Le Xueying 601 dans un cercle restreint
Xueying 601 fait partie d’un petit cercle d’avions polaires à voilure fixe indispensables en Antarctique, utilisés là où ni les hélicoptères ni les avions classiques ne suffisent. D’autres pays exploitent des appareils comparables, comme le Basler BT-67, véritable camion du ciel pour la logistique lourde américaine, le Twin Otter, très apprécié pour les missions scientifiques précises et les pistes courtes, ou encore le C-130 Hercules équipé de skis, capable d’acheminer des charges massives jusqu’au pôle Sud. La Russie utilise ponctuellement des Il-76 sur pistes gelées pour les grandes rotations.
Ce qui distingue Xueying 601, c’est son positionnement hybride : plus flexible qu’un gros porteur, plus autonome qu’un avion léger, il combine transport, observation scientifique et création de corridors aériens, devenant à la fois un outil logistique et un véritable laboratoire volant au-dessus du continent blanc.
Principaux avions polaires en Antarctique en 2026 :
| Avion | Pays opérateurs | Rôle principal | Atterrissage sur glace | Particularité |
|---|---|---|---|---|
| Xueying 601 | Chine | Logistique + science | Oui | Autonomie scientifique complète |
| Basler BT-67 | États-Unis, alliés | Logistique lourde | Oui | Extrême robustesse |
| Twin Otter | Royaume-Uni, UE, Canada | Science & missions légères | Oui | Grande précision |
| C-130 Hercules | États-Unis | Logistique stratégique | Oui | Très forte charge |
| Il-76 | Russie | Transport massif | Partiel | Très longue portée |
La présence chinoise en Antarctique
La stratégie scientifique chinoise en Antarctique repose sur une idée simple et cohérente : couvrir tout le continent, du littoral jusqu’au cœur du plateau. Les missions chinoises combinent océanographie, glaciologie, géophysique, astronomie et sciences de l’atmosphère, avec une logique de continuité dans le temps.
Sur les côtes, les chercheurs étudient les échanges entre océan, glace et atmosphère.

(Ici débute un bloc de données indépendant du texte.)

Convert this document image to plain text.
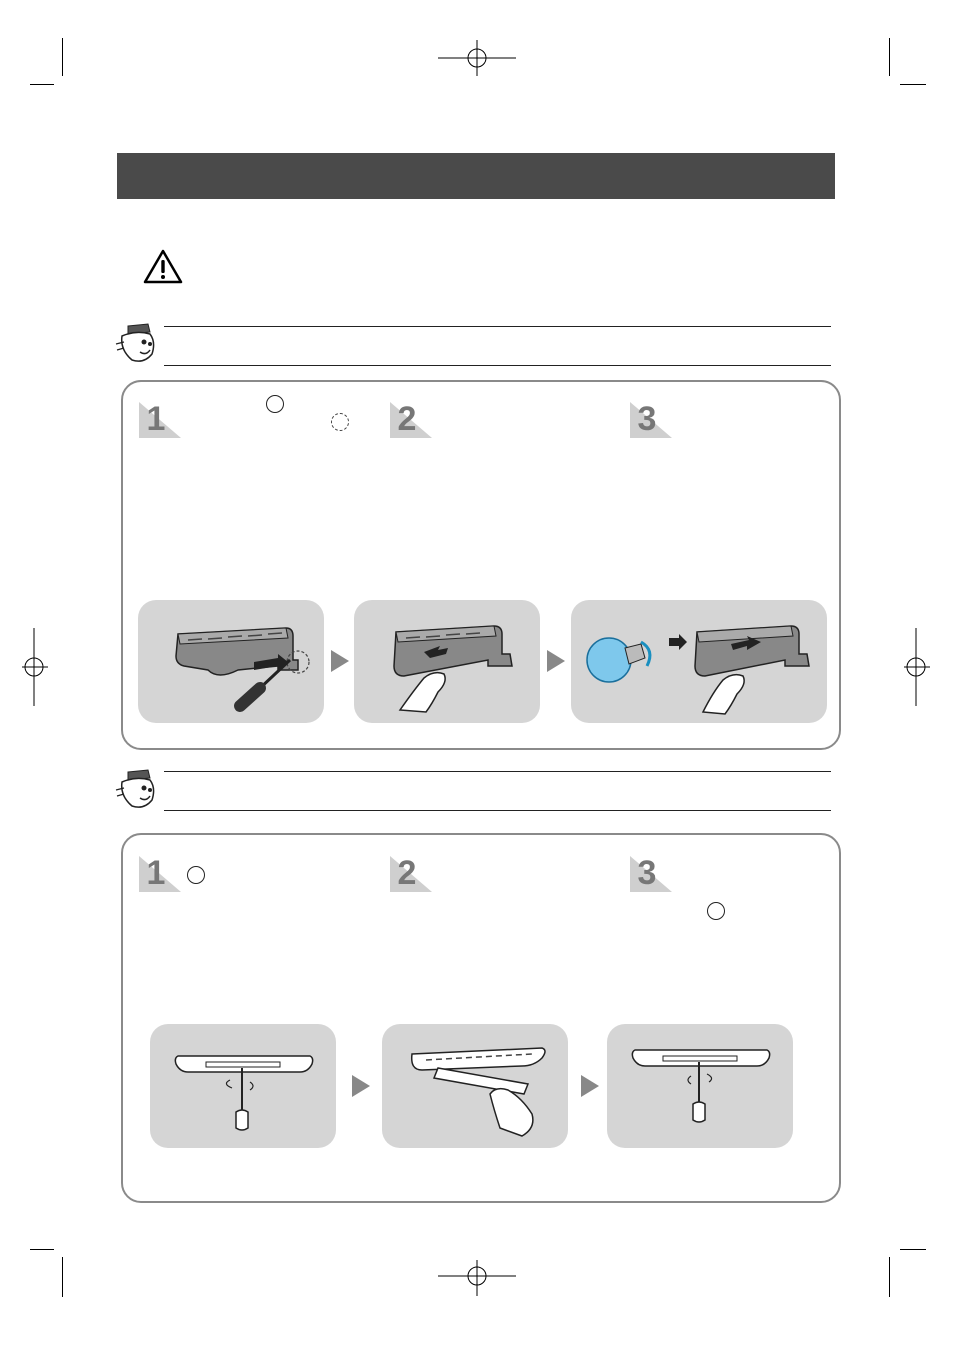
1	2	3
1	2	3
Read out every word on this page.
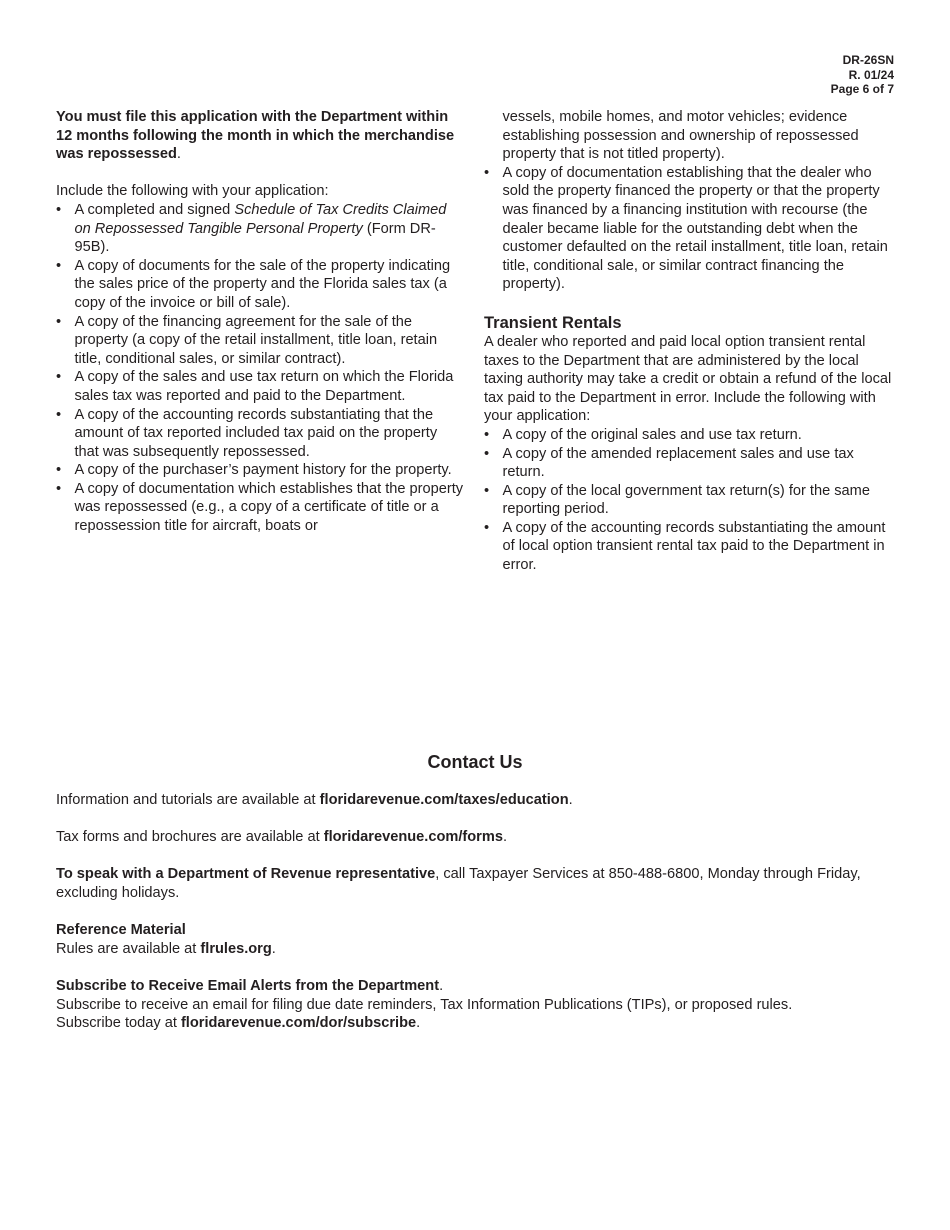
DR-26SN
R. 01/24
Page 6 of 7

You must file this application with the Department within 12 months following the month in which the merchandise was repossessed.

Include the following with your application:

• A completed and signed Schedule of Tax Credits Claimed on Repossessed Tangible Personal Property (Form DR-95B).
• A copy of documents for the sale of the property indicating the sales price of the property and the Florida sales tax (a copy of the invoice or bill of sale).
• A copy of the financing agreement for the sale of the property (a copy of the retail installment, title loan, retain title, conditional sales, or similar contract).
• A copy of the sales and use tax return on which the Florida sales tax was reported and paid to the Department.
• A copy of the accounting records substantiating that the amount of tax reported included tax paid on the property that was subsequently repossessed.
• A copy of the purchaser’s payment history for the property.
• A copy of documentation which establishes that the property was repossessed (e.g., a copy of a certificate of title or a repossession title for aircraft, boats or

vessels, mobile homes, and motor vehicles; evidence establishing possession and ownership of repossessed property that is not titled property).

• A copy of documentation establishing that the dealer who sold the property financed the property or that the property was financed by a financing institution with recourse (the dealer became liable for the outstanding debt when the customer defaulted on the retail installment, title loan, retain title, conditional sale, or similar contract financing the property).
Transient Rentals

A dealer who reported and paid local option transient rental taxes to the Department that are administered by the local taxing authority may take a credit or obtain a refund of the local tax paid to the Department in error. Include the following with your application:

• A copy of the original sales and use tax return.
• A copy of the amended replacement sales and use tax return.
• A copy of the local government tax return(s) for the same reporting period.
• A copy of the accounting records substantiating the amount of local option transient rental tax paid to the Department in error.
Contact Us

Information and tutorials are available at floridarevenue.com/taxes/education.

Tax forms and brochures are available at floridarevenue.com/forms.

To speak with a Department of Revenue representative, call Taxpayer Services at 850-488-6800, Monday through Friday, excluding holidays.

Reference Material

Rules are available at flrules.org.

Subscribe to Receive Email Alerts from the Department.

Subscribe to receive an email for filing due date reminders, Tax Information Publications (TIPs), or proposed rules.

Subscribe today at floridarevenue.com/dor/subscribe.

À l’intérieur du continent, ils analysent l’épaisseur de la calotte, la dynamique des glaciers, la chaleur provenant du sous-sol et la mémoire climatique piégée dans la glace. Les stations servent aussi de laboratoires naturels pour tester des technologies extrêmes : aviation polaire, télécommunications, instrumentation autonome et observation astronomique dans l’un des ciels les plus purs de la planète.

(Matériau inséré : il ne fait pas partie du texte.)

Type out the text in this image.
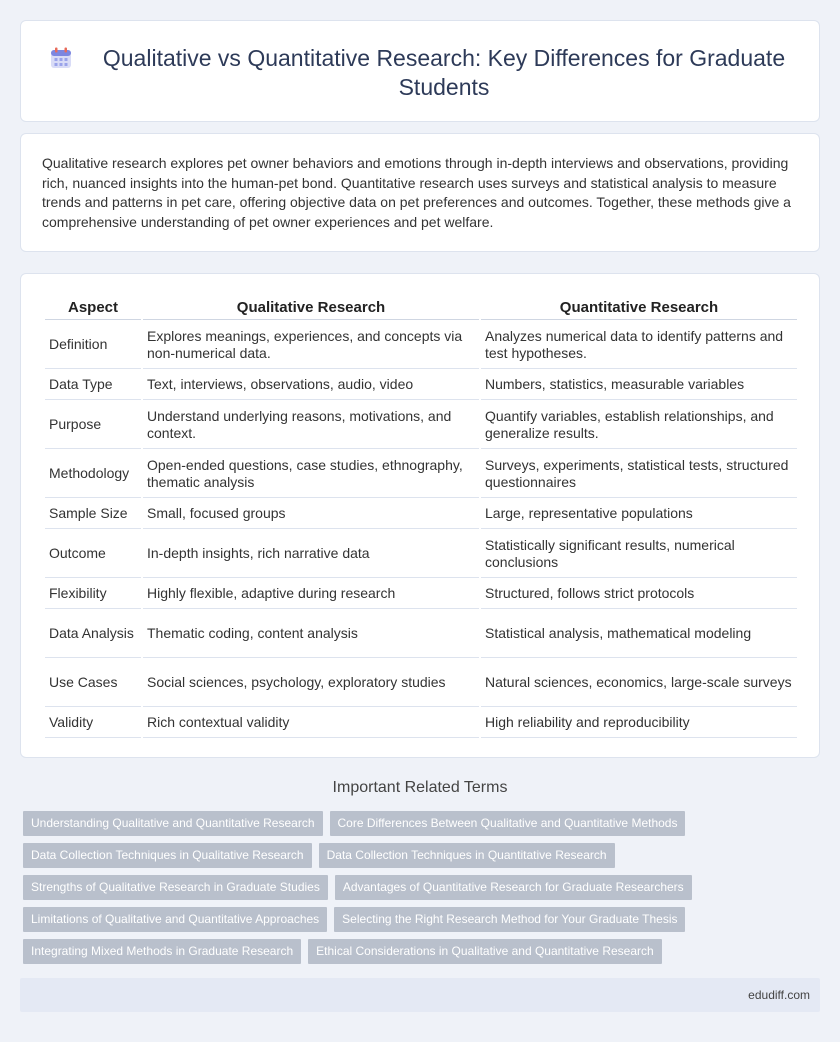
Qualitative vs Quantitative Research: Key Differences for Graduate Students

Qualitative research explores pet owner behaviors and emotions through in-depth interviews and observations, providing rich, nuanced insights into the human-pet bond. Quantitative research uses surveys and statistical analysis to measure trends and patterns in pet care, offering objective data on pet preferences and outcomes. Together, these methods give a comprehensive understanding of pet owner experiences and pet welfare.

Aspect	Qualitative Research	Quantitative Research
Definition	Explores meanings, experiences, and concepts via non-numerical data.	Analyzes numerical data to identify patterns and test hypotheses.
Data Type	Text, interviews, observations, audio, video	Numbers, statistics, measurable variables
Purpose	Understand underlying reasons, motivations, and context.	Quantify variables, establish relationships, and generalize results.
Methodology	Open-ended questions, case studies, ethnography, thematic analysis	Surveys, experiments, statistical tests, structured questionnaires
Sample Size	Small, focused groups	Large, representative populations
Outcome	In-depth insights, rich narrative data	Statistically significant results, numerical conclusions
Flexibility	Highly flexible, adaptive during research	Structured, follows strict protocols
Data Analysis	Thematic coding, content analysis	Statistical analysis, mathematical modeling
Use Cases	Social sciences, psychology, exploratory studies	Natural sciences, economics, large-scale surveys
Validity	Rich contextual validity	High reliability and reproducibility
Important Related Terms
Understanding Qualitative and Quantitative Research	Core Differences Between Qualitative and Quantitative Methods
Data Collection Techniques in Qualitative Research	Data Collection Techniques in Quantitative Research
Strengths of Qualitative Research in Graduate Studies	Advantages of Quantitative Research for Graduate Researchers
Limitations of Qualitative and Quantitative Approaches	Selecting the Right Research Method for Your Graduate Thesis
Integrating Mixed Methods in Graduate Research	Ethical Considerations in Qualitative and Quantitative Research
edudiff.com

Cette organisation en réseau, appuyée par des missions aériennes comme celles de Xueying 601, permet à la Chine de produire des séries de données longues, indispensables pour comprendre la stabilité de la calotte antarctique et son influence directe sur le niveau des océans.

Stations et missions scientifiques chinoises en Antarctique en 2026
| Station | Année de mise en service | Localisation | Domaines scientifiques principaux | Rôle clé |
|---|---|---|---|---|
| Great Wall Station | 1985 | Île King George, péninsule Antarctique | Biologie marine, climat côtier, géologie | Première base chinoise, coopération internationale |
| Zhongshan Station | 1989 | Côte de l’Antarctique oriental | Glaciologie, météorologie, géophysique | Hub logistique et scientifique, appui aérien |
| Kunlun Station | 2009 | Dôme A, plateau intérieur (> 4 000 m) | Astronomie, physique de l’atmosphère, glaciologie profonde | Observations du climat ancien et du ciel profond |
| Taishan Station | 2014 | Antarctique oriental, entre côte et plateau | Glaciologie, géodésie, soutien logistique | Relais entre Zhongshan et Kunlun |
Ce dispositif donne à la Chine une capacité rare en Antarctique : observer simultanément les océans, la glace et l’atmosphère, du bord du continent jusqu’à son point culminant, avec des données continues qui nourrissent directement les modèles climatiques mondiaux.
Sources :
- Science and Technology Daily, Xueying 601: Building an Antarctic Air Corridor
LU Zijian & BI Wenting – 31/12/2025 - Xinhua News Agency, Xueying 601 transports supplies and scientific equipment
Agence Xinhua – 2025




A la base, c’est un Douglas DC3 dont le premier vol date de décembre 1935: un avion de légende!!!!